Кристоф же видел, что она по целым дням молчит, уйдя в себя, погрузившись в свои горькие думы, и не понимал, чего ей недостает для счастья. Ведь она достигла всего. Стала знаменитой артисткой, ее окружают лесть и поклонение.
— Все это так, — отвечала она, — но я не принадлежу к тем прославленным актрисам с душой торговок, для которых театр — та же коммерция. Им ничего больше не надо — только бы занять первое место, выйти замуж за богатого буржуа и, как nec plus ultra[36], получить крест, который дают за храбрость. А для меня этого мало. Для неглупого человека удача значит еще меньше, чем неудача. Тебе не к чему это объяснять.
— Еще бы, — отвечал Кристоф. — Боже ты мой! Такой ли воображал я славу в детские годы! Я страстно жаждал ее и благоговел перед ней. Она мне казалась ослепительной. И все-таки одно в ней поистине прекрасно: она дает возможность сделать что-то хорошее.
— Да что ты можешь сделать? Допустим, ты победил. Ну, а дальше? Ничто не изменилось. Театры, концерты — все осталось, как прежде. Только одна мода сменила другую. Тебя либо не поняли, либо, едва поняв, сразу же занялись другим. А разве сам ты понимаешь своих собратьев по искусству? Они, во всяком случае, тебя не понимают. И меньше всего понимают те, кто тебе особенно дорог. Вспомни хотя бы твоего Толстого…
Кристоф писал Толстому. Он преклонялся перед ним, плакал, читая его книги, и, послав ему свои Lieder, попросил разрешения положить на музыку одну из его сказок для народа. Толстой не ответил, как Гете не ответил Шуберту и Берлиозу, пославшим ему свои лучшие творения. Толстой пожелал послушать музыку Кристофа — она показалась ему непонятной, раздражающей. Ведь он и Бетховена называл декадентом, а Шекспира шарлатаном. Зато он одобрял тех жеманников, чьими вещицами для клавесина услаждал свой слух король-парик{75}, и считал «Дневник горничной»{76} истинно христианской книгой…
— Великим людям мы не нужны, — говорил Кристоф, — поневоле нам надо думать о других.
— О ком?
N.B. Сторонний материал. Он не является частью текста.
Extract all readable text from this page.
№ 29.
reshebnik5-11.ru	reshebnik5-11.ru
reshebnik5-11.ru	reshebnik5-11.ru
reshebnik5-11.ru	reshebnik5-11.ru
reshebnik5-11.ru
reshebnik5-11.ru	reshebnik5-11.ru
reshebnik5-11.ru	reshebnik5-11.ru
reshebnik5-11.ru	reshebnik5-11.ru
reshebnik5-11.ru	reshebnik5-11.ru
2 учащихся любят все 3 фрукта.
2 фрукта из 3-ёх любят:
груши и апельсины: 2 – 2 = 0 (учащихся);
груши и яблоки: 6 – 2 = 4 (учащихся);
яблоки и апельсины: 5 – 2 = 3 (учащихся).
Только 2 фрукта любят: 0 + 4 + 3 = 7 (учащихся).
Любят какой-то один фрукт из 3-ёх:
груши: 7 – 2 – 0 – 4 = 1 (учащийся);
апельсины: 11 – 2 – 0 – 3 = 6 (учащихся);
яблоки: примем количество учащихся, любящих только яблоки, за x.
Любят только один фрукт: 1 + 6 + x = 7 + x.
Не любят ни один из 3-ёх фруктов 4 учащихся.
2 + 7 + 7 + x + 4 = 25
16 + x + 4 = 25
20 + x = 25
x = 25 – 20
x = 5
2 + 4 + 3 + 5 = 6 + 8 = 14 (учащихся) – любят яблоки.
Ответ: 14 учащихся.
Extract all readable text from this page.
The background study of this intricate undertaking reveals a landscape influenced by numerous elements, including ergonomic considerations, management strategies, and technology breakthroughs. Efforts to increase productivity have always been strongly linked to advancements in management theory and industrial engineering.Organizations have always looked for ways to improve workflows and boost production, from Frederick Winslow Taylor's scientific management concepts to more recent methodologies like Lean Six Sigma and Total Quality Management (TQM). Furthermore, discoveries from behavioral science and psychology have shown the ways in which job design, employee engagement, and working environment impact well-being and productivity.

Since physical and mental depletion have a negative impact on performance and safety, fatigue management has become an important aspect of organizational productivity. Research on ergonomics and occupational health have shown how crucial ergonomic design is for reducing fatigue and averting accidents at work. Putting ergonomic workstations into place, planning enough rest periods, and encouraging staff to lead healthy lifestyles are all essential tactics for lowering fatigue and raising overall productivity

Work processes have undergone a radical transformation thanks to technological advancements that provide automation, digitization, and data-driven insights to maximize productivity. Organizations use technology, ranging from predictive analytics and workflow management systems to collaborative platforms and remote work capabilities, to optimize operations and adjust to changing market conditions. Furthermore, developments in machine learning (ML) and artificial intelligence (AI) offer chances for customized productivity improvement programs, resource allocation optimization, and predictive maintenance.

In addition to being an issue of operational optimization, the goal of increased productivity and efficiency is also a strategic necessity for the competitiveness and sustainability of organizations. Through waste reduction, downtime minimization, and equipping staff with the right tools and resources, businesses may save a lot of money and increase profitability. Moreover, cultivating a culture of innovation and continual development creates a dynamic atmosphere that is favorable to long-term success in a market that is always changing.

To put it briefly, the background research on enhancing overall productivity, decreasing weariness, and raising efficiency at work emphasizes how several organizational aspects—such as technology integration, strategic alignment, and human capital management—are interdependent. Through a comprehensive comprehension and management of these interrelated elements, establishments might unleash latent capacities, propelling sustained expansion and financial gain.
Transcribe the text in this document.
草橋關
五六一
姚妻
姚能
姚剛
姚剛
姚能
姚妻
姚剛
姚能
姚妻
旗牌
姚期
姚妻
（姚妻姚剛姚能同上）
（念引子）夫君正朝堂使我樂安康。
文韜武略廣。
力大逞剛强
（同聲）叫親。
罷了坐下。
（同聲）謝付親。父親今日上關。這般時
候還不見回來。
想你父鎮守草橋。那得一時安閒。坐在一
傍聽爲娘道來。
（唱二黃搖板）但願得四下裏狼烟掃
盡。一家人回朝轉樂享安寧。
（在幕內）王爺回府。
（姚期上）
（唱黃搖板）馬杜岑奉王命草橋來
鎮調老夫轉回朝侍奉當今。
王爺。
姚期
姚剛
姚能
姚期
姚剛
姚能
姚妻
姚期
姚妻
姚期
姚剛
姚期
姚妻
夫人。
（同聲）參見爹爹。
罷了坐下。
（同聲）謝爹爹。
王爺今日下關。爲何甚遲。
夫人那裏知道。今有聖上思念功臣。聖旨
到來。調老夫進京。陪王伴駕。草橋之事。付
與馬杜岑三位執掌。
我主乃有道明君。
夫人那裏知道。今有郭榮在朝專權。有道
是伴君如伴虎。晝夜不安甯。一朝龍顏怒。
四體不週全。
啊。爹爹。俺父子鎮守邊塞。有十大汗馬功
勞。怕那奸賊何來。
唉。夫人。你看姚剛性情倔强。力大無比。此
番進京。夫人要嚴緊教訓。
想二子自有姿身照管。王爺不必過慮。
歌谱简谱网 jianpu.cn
О мещанах, заслоняющих от нас жизнь? Как?! Играть, творить для такой публики, ради нее губить свою жизнь! Да это же обидно!
— Э! Я этих людей вижу насквозь не хуже, чем ты, — возражал Кристоф, — но ничуть не огорчаюсь. Не так уж они плохи.
— Славный ты мой немецкий оптимист! Учитель Панглос{77}!
— Они такие же люди, как я. Почему они меня не поймут? А если и не поймут, отчаиваться мне, что ли? Среди сотен тысяч таких людей непременно найдутся две-три сочувствующие души, и этого мне вполне достаточно, — ведь достаточно форточки, чтобы впустить в комнату свежий воздух… Вспомни неискушенных зрителей, подростков, простодушных старушек и старичков. Твое появление, твой голос, ты сама как воплощение трагической красоты, — все это возносит их над скудостью будничного прозябания. Вспомни, наконец, себя ребенком! Ведь приятно же нести другим, пусть даже одному-единственному, то счастье и утешение, какое в свое время кто-то принес тебе.
— А ты уверен, что найдется такой единственный? Я в конце концов усомнилась и в этом… Разве любят нас даже лучшие из тех, кто нас любит? Разве понимают по-настоящему! Их восторги оскорбительны, им точно так же нравится игра любой комедиантки. Они ставят нас на одну доску с теми ничтожествами, которых мы презираем. Они привыкли валить в одну кучу всех знаменитостей.
— И все-таки самыми великими потомство признает именно самых великих.
— На расстоянии все виднее. Горы вырастают по мере того, как отдаляешься от них. Их вышина становится заметнее, но они уже далеко… И кто поручится, что это самые великие? Ведь ты не знаешь тех, кто исчез бесследно.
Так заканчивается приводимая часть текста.